JESÚS LENS

Un menú trufado de sabor en Granada

El Asador Contrapunto celebra una semana gastronómica dedicada a la trufa, que está en su mejor momento

JESÚS LENS

Si al petróleo se le conoce popularmente como oro negro, a la tuber melanosporum, nombre científico de la trufa negra, se la denomina como el 'diamante negro de la cocina', por su aspecto y, sobre todo, por su valor. Gastronómico… y económico.

Entre el 11 y el 16 de febrero, el granadino Asador Contrapunto, situado en el corazón de la Gran Vía, celebra la Semana Gastronómica de la Trufa, dedicada a un producto poco habitual en nuestro entorno.

La propuesta de Contrapunto resulta muy novedosa y diferente: incluir la trufa en tres platos cuya base principal es muy granadina, de forma que se combine la gastronomía de la tierra con un elemento que viene de fuera. Granadinizar la trufa, o sea. Incluir un ingrediente extraño, casi exótico, en platos granadinos y muy granadinos.

El menú preparado por el equipo del Asador Contrapunto comienza con un aperitivo para abrir boca, seguido de un plato de tagliatelle con crema de chalota, queso montefrieño y trufa negra. Se trata de una creación muy delicada que invita a hundir la nariz para deleitarse con el aroma de la trufa. Al probar, la crema de chalota, reducida a puré tras cerca de doce horas de cocción ininterrumpida, aporta toda su textura a una pasta muy suave, con la que la trufa marida extraordinariamente bien. El toque granadino lo pone el queso de Montefrío, uno de los más reputados de la provincia.

Este primer plato lo degustamos acompañado de una de las Numeradas de Cervezas Alhambra. En este caso, la Amontillada. Y es que las cervezas gastronómicas cada vez ocupan un papel más importante en los maridajes culinarios.

La corvina es la protagonista de la segunda entrega del menú. El pescado del día de la lonja de Motril y las exquisitas alcachofas de nuestra Vega, ahora de plena temporada, se acompañan de trufa negra. El plato viene acompañado de un Albariño muy frío, como corresponde. Resulta excelente, un bocado en el que la calidad del producto se ve reforzada por el intenso sabor de la trufa.

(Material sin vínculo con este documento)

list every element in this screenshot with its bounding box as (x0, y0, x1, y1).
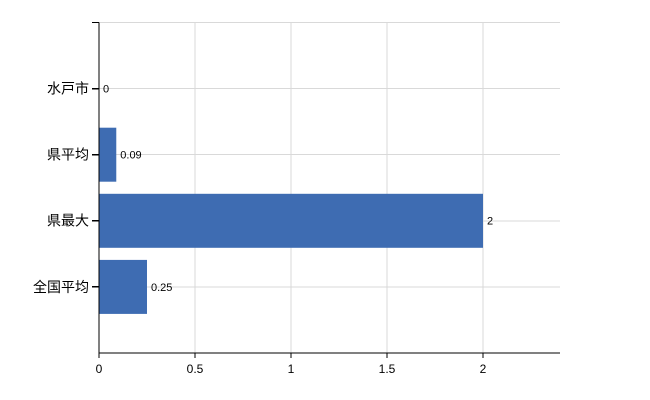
value-label: 0.25 (151, 282, 172, 294)
category-label: 全国平均 (33, 279, 89, 295)
bar (99, 193, 483, 248)
x-tick-label: 1.5 (379, 362, 396, 376)
category-label: 県平均 (47, 147, 89, 163)
bar (99, 259, 147, 314)
x-tick-label: 1 (288, 362, 295, 376)
category-label: 水戸市 (47, 81, 89, 97)
x-tick-label: 2 (480, 362, 487, 376)
bar (99, 127, 117, 182)
value-label: 0 (103, 83, 109, 95)
value-label: 0.09 (120, 150, 141, 162)
category-label: 県最大 (47, 213, 89, 229)
x-tick-label: 0.5 (187, 362, 204, 376)
x-tick-label: 0 (96, 362, 103, 376)
value-label: 2 (487, 216, 493, 228)
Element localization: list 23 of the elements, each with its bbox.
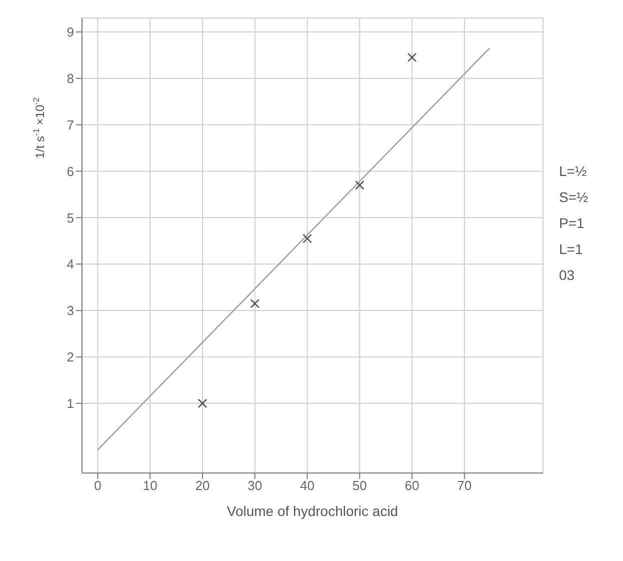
y-tick-label: 2	[66, 350, 74, 365]
x-tick-label: 60	[404, 478, 420, 494]
x-tick-label: 70	[457, 478, 472, 494]
y-tick-label: 5	[66, 210, 74, 226]
y-tick-label: 1	[66, 396, 74, 411]
x-tick-label: 10	[142, 478, 158, 494]
y-tick-label: 3	[66, 303, 74, 318]
y-tick-label: 6	[66, 164, 74, 179]
y-tick-label: 7	[66, 117, 74, 132]
text: 03	[559, 266, 576, 285]
x-tick-label: 0	[94, 478, 102, 494]
text: P=1	[559, 214, 586, 233]
x-tick-label: 40	[300, 478, 314, 494]
text: L=½	[559, 162, 588, 181]
x-axis-title: Volume of hydrochloric acid	[226, 503, 398, 519]
text: S=½	[559, 188, 588, 207]
y-tick-label: 9	[66, 24, 74, 40]
x-tick-label: 30	[248, 478, 262, 494]
x-tick-label: 20	[195, 478, 210, 494]
y-tick-label: 4	[66, 256, 74, 272]
x-tick-label: 50	[352, 478, 367, 494]
y-tick-label: 8	[66, 70, 74, 86]
text: L=1	[559, 240, 584, 259]
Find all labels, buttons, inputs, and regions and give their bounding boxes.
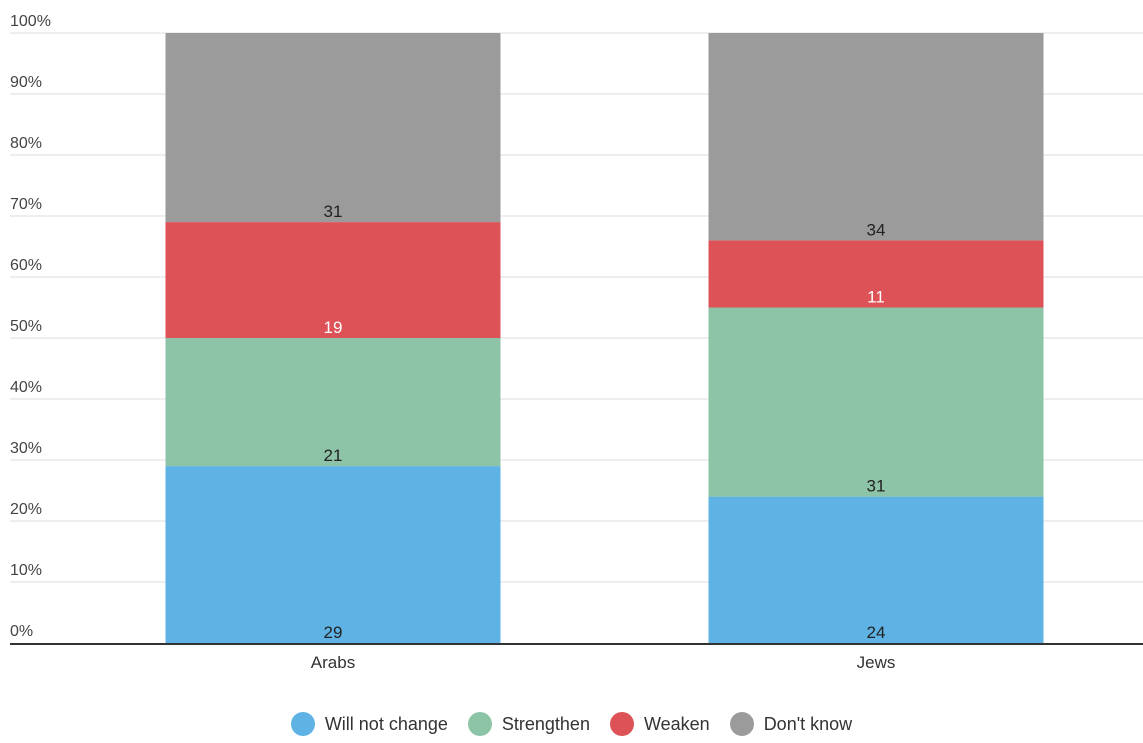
legend-swatch [609, 712, 634, 736]
x-tick-label: Jews [857, 653, 896, 672]
legend: Will not change Strengthen Weaken Don't kno… [0, 712, 1143, 736]
legend-swatch [290, 712, 315, 736]
legend-label: Don't know [763, 713, 853, 734]
bar-segment [708, 33, 1044, 241]
stacked-bar-chart: 0% 10% 20% 30% 40% 50% 60% 70% 80% 90% 100% 29 21 19 3… [10, 13, 1143, 672]
data-label: 21 [324, 446, 343, 465]
x-tick-label: Arabs [311, 653, 355, 672]
y-tick-label: 100% [10, 13, 51, 30]
bar-segment [165, 466, 501, 643]
y-tick-label: 60% [10, 257, 42, 274]
legend-label: Will not change [324, 713, 448, 734]
y-tick-label: 50% [10, 318, 42, 335]
bar-segment [708, 307, 1044, 497]
bar-segment [708, 240, 1044, 308]
bar-segment [708, 496, 1044, 643]
legend-item: Strengthen [467, 712, 590, 736]
data-label: 29 [324, 623, 343, 642]
data-label: 31 [324, 202, 343, 221]
legend-swatch [467, 712, 492, 736]
data-label: 19 [324, 318, 343, 337]
y-tick-label: 10% [10, 562, 42, 579]
data-label: 24 [867, 623, 886, 642]
legend-item: Weaken [609, 712, 710, 736]
legend-item: Will not change [290, 712, 448, 736]
y-tick-label: 30% [10, 440, 42, 457]
y-tick-label: 0% [10, 623, 33, 640]
bar-segment [165, 338, 501, 467]
y-tick-label: 80% [10, 135, 42, 152]
legend-swatch [729, 712, 754, 736]
bar-segment [165, 33, 501, 223]
data-label: 11 [867, 288, 885, 307]
y-tick-label: 70% [10, 196, 42, 213]
legend-label: Weaken [643, 713, 710, 734]
bar-segment [165, 222, 501, 338]
legend-item: Don't know [729, 712, 853, 736]
legend-label: Strengthen [501, 713, 590, 734]
y-tick-label: 90% [10, 74, 42, 91]
data-label: 34 [867, 220, 886, 239]
y-tick-label: 40% [10, 379, 42, 396]
data-label: 31 [867, 477, 886, 496]
y-tick-label: 20% [10, 501, 42, 518]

El color de la variedad de trufa que estamos degustando es tirando a negro. Negruzco. Su forma es irregular, asemejándose a un trozo de carbón. De piel fina, la trufa suele venir recubierta de verrugas. Y es que estética, lo que se dice estética, la trufa no es. O sí. Dependiendo de los cánones de belleza de cada cual: para un buen cocinero, la trufa es bella, por más que sea un hongo producido por árboles como los castaños, los nogales, los robles o las encinas.

Su cuerpo es carnoso y compacto y su aroma resulta intenso y picante, de sabor agradable, ligeramente amargo. Estamos en plena temporada de recolecta de la trufa, que comenzó a final de otoño y se prolonga a lo largo del invierno. Un año trufero que está resultando bueno. En la media. Lo que repercute en el precio del producto.

Llega el turno de la presa ibérica asada, uno de los puntos fuertes de Contrapunto, donde las carnes se asan en una parrilla de carbón a fuego fuerte. Vivo. Ardiente. Unos 25 kilos de carbón diarios gastan en Contrapunto, donde el respeto a las carnes es máximo.

En este caso, y acompañada de Hito 2018, un Ribera del Duero con mucho cuerpo; la presa viene con aligot montefrieño trufado. Un plato sólido y contundente, muy sabroso, al que el queso le aporta matices muy interesantes.

El postre es un bizcocho de boniato con sopa de yogurt y helado de nata, acompañado de otra de las Numeradas de Cervezas Alhambra: la Pedro Ximénez, excelente para disfrutar con platos dulces como éste.

Proveniente de Soria, la mayor tierra trufera de España, este producto tiene gran predicamento en cocina desde tiempos inmemoriales, que los egipcios ya la conocían y utilizaban. Extraña, difícil de encontrar y poco habitual por estos lares, el Asador Contrapunto ofrece un menú degustación diseñado por el cocinero de la casa, Javi Domínguez, de 65 euros, bebidas aparte.

Para los interesados en probar la trufa que, sin embargo, no quieran tomar el menú completo, todos los platos se pueden disfrutar a modo de ración, incluidos en la carta del restaurante. Una ocasión extraordinaria para disfrutar en el centro de Granada de la trufa, uno de los productos más selectos de nuestra gastronomía.